I agree that I am joining this Private Membership Association under the common law. I understand that members seek to help each other achieve and sustain better health. I accept that the facilitators, and other health- care providers, who are fellow members, offer advice, services, and benefits that are not necessarily conventional or traditional.
As a Member, my goal is to accept those health and wellness services that I feel will truly help me. I will choose procedures that I consider proper and have a reasonable chance of making my health and life better. I realize that no health screening, resulting conclusions or health care services are foolproof. For example, if I choose to forego drugs, surgery or symptom treatments that have been recommended by others, in the public sector, I accept that risk. I assert my right of informed consent.
My activities within the Association are a private matter. The health and/ or sickness records, test results, and statistics that I have entered into the software remain the property of the Licensee. As a member I may share information with or receive information from other members and agree to be bound by ethics of confidentiality. I, in becoming a member, agree not to file malpractice, civil or criminal lawsuits against a fellow member, unless that member exposes me to a clear and present danger of substantive evil. I further agree that all association members are exempt from the provisions of any state Medical Practices Act, Federal Food Safety Modernization Acts, Codex Alimentarius or any similar Federal or state legislation.

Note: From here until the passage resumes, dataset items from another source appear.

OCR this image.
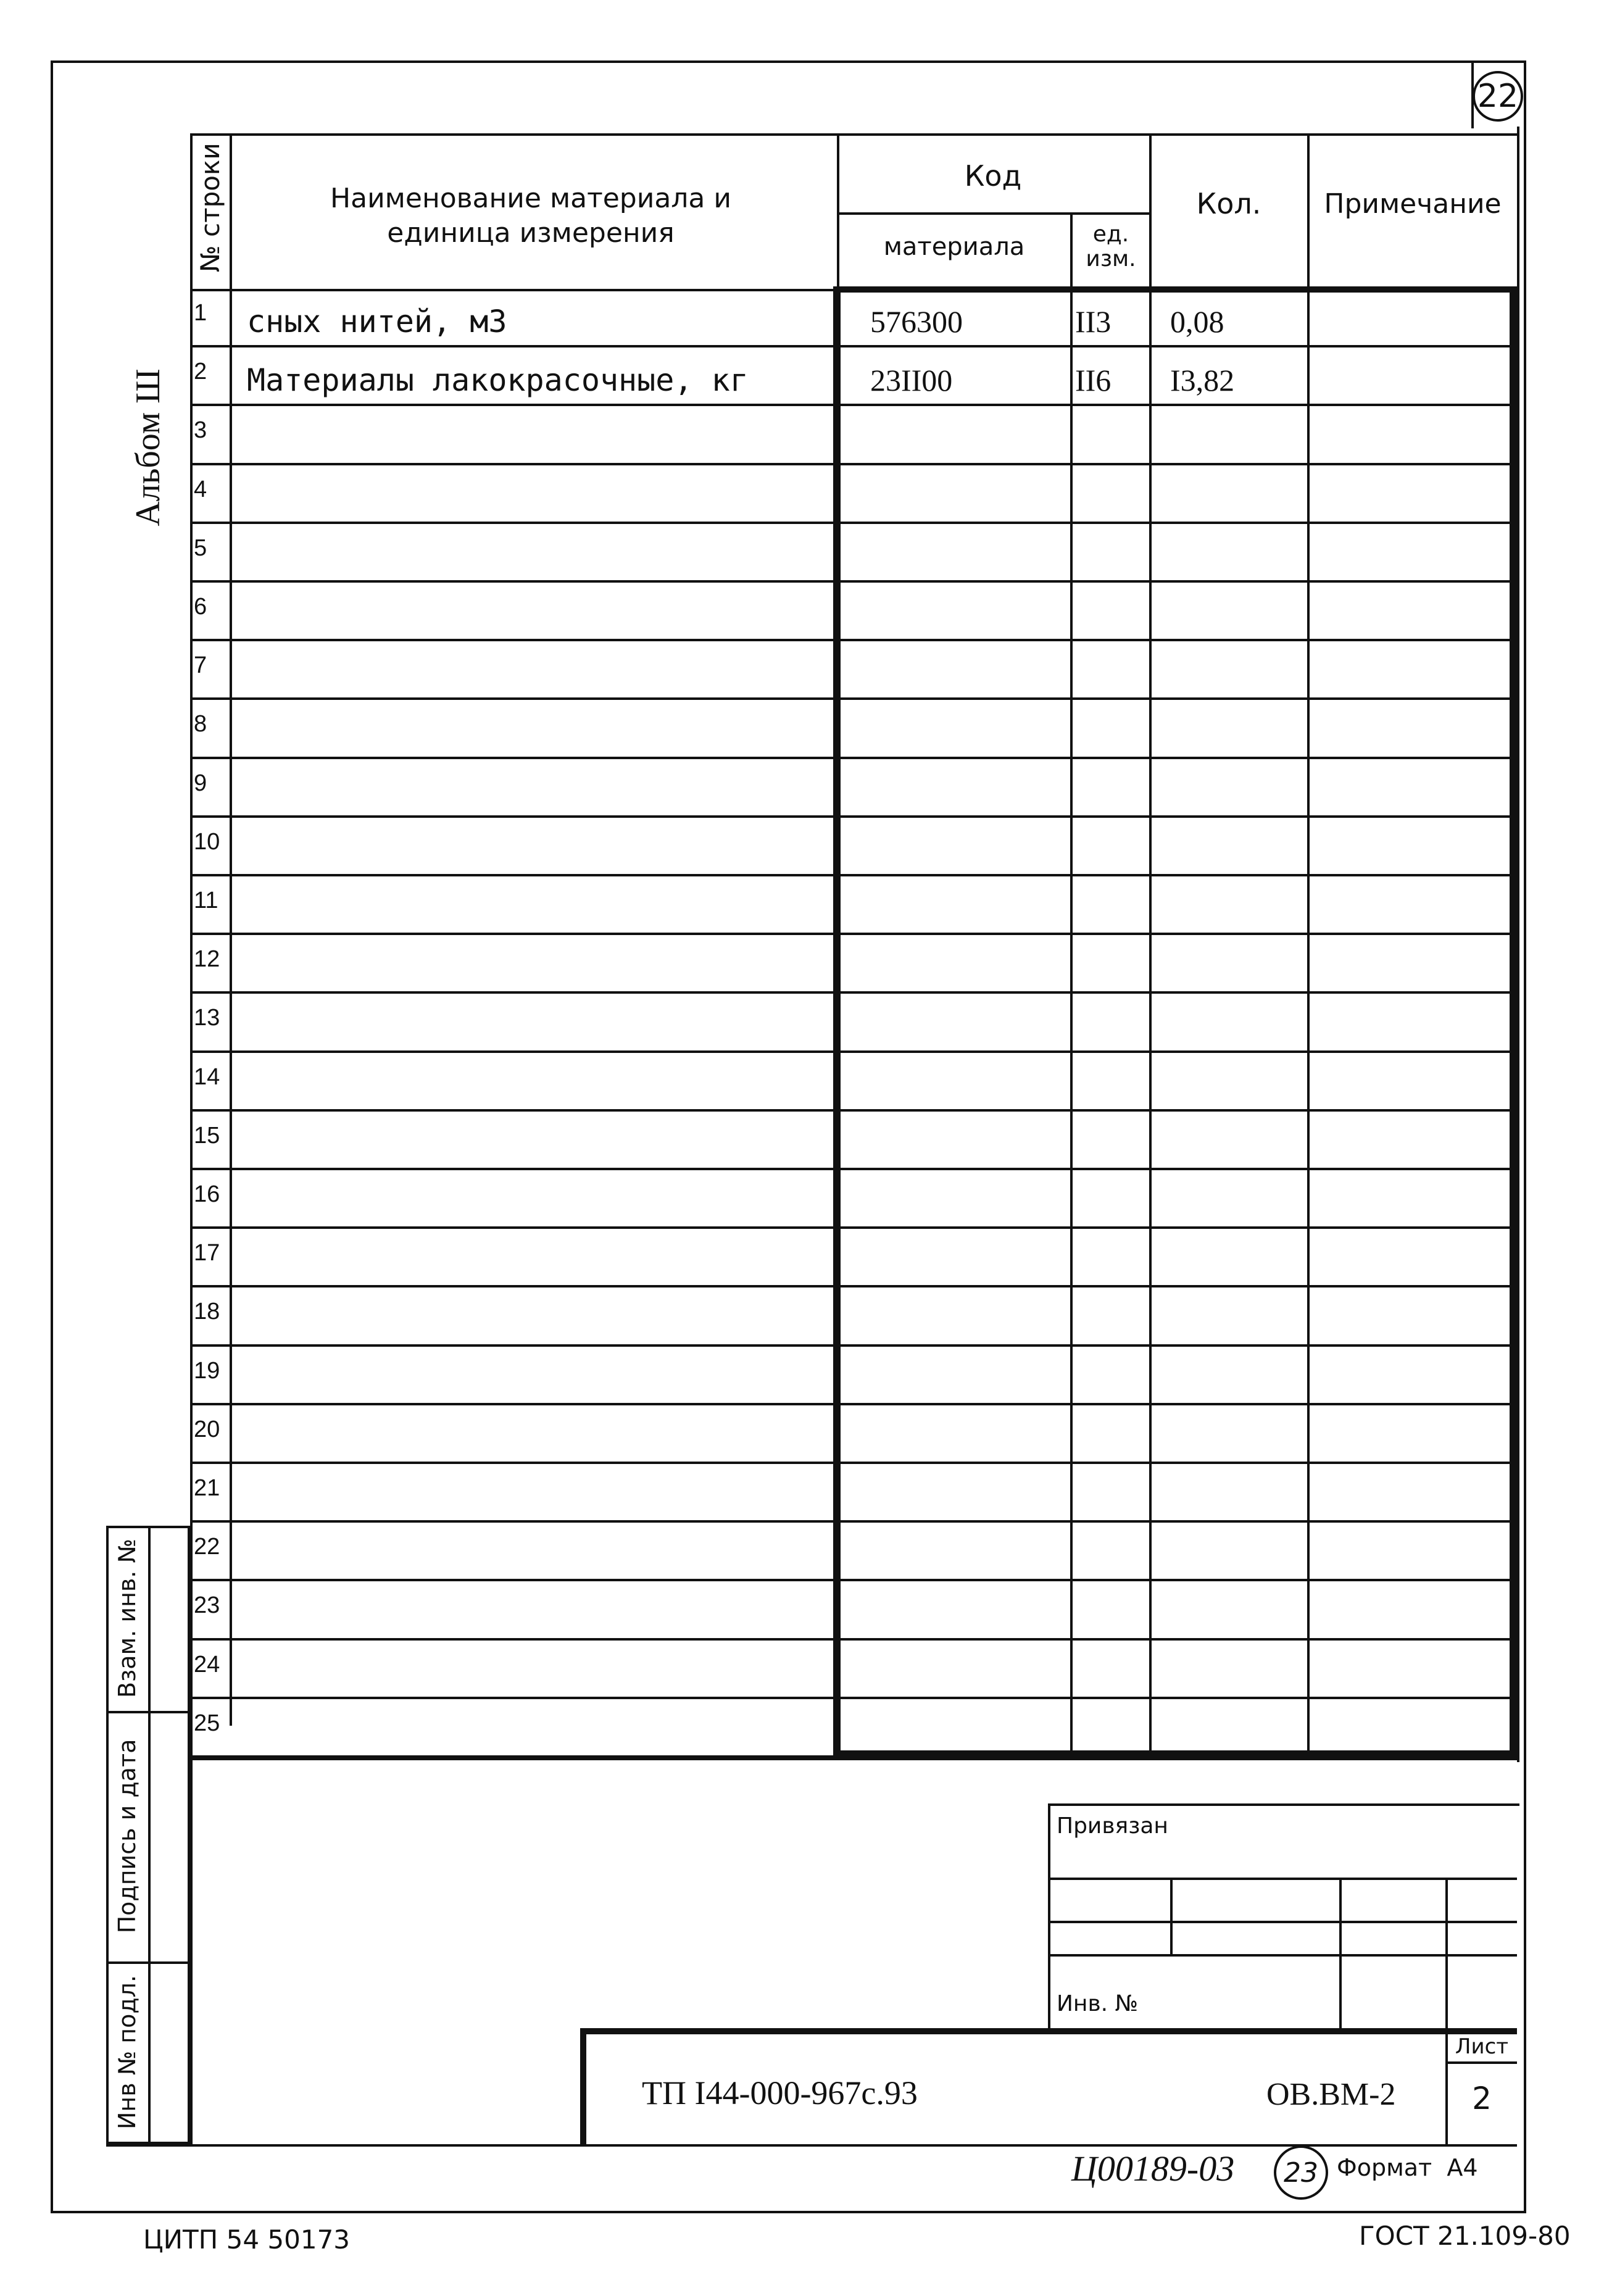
22
Альбом Ш
№ строки	Наименование материала и единица измерения
Код
материала	ед. изм.
Кол.	Примечание
1 сных нитей, м3	576300	II3 0,08
2 Материалы лакокрасочные, кг	23II00	II6 I3,82
3
4
5
6
7
8
9
10
11
12
13
14
15
16
17
18
19
20
21
22
23
24
25
Взам. инв. №
Подпись и дата
Инв № подл.
Привязан
Инв. №
ТП I44-000-967с.93	ОВ.ВМ-2
Лист
2
Ц00189-03 23 Формат  А4
ЦИТП 54 50173	ГОСТ 21.109-80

I enter into this agreement of my own free will, or on behalf of a designated dependent, without any pressure or promise of benefit. I affirm that I do not represent any State or Federal Agency whose purpose is to regulate the practice of medicine or any other health care system.
I have read and understand this contract and any questions I had were answered fully to my satisfaction.
This document consists of my entire agreement for membership and it supersedes any previous agreement I may have made.
I understand that my membership entitles me to receive those benefits declared by the Association to be general benefits. I also agree to pay, as levied, for those benefits that I request and receive that are declared to be annual and special assessments, as per a posted fee schedule.
I understand that the term of membership begins with the date of the signing and acceptance of this agreement and continuing on an annual renewal basis, or until I give written notice to be removed from the Association roles. Annual membership fees are not refundable in the event of early membership termination.
By these presents I do certify, attest, and warrant that I have carefully read this application for membership and I fully understand and agree with all of the provisions stated herein.
IN WITNESS WHEREOF I set my hand on this day to this agreement and completing the registration form above is evidence of my agreement.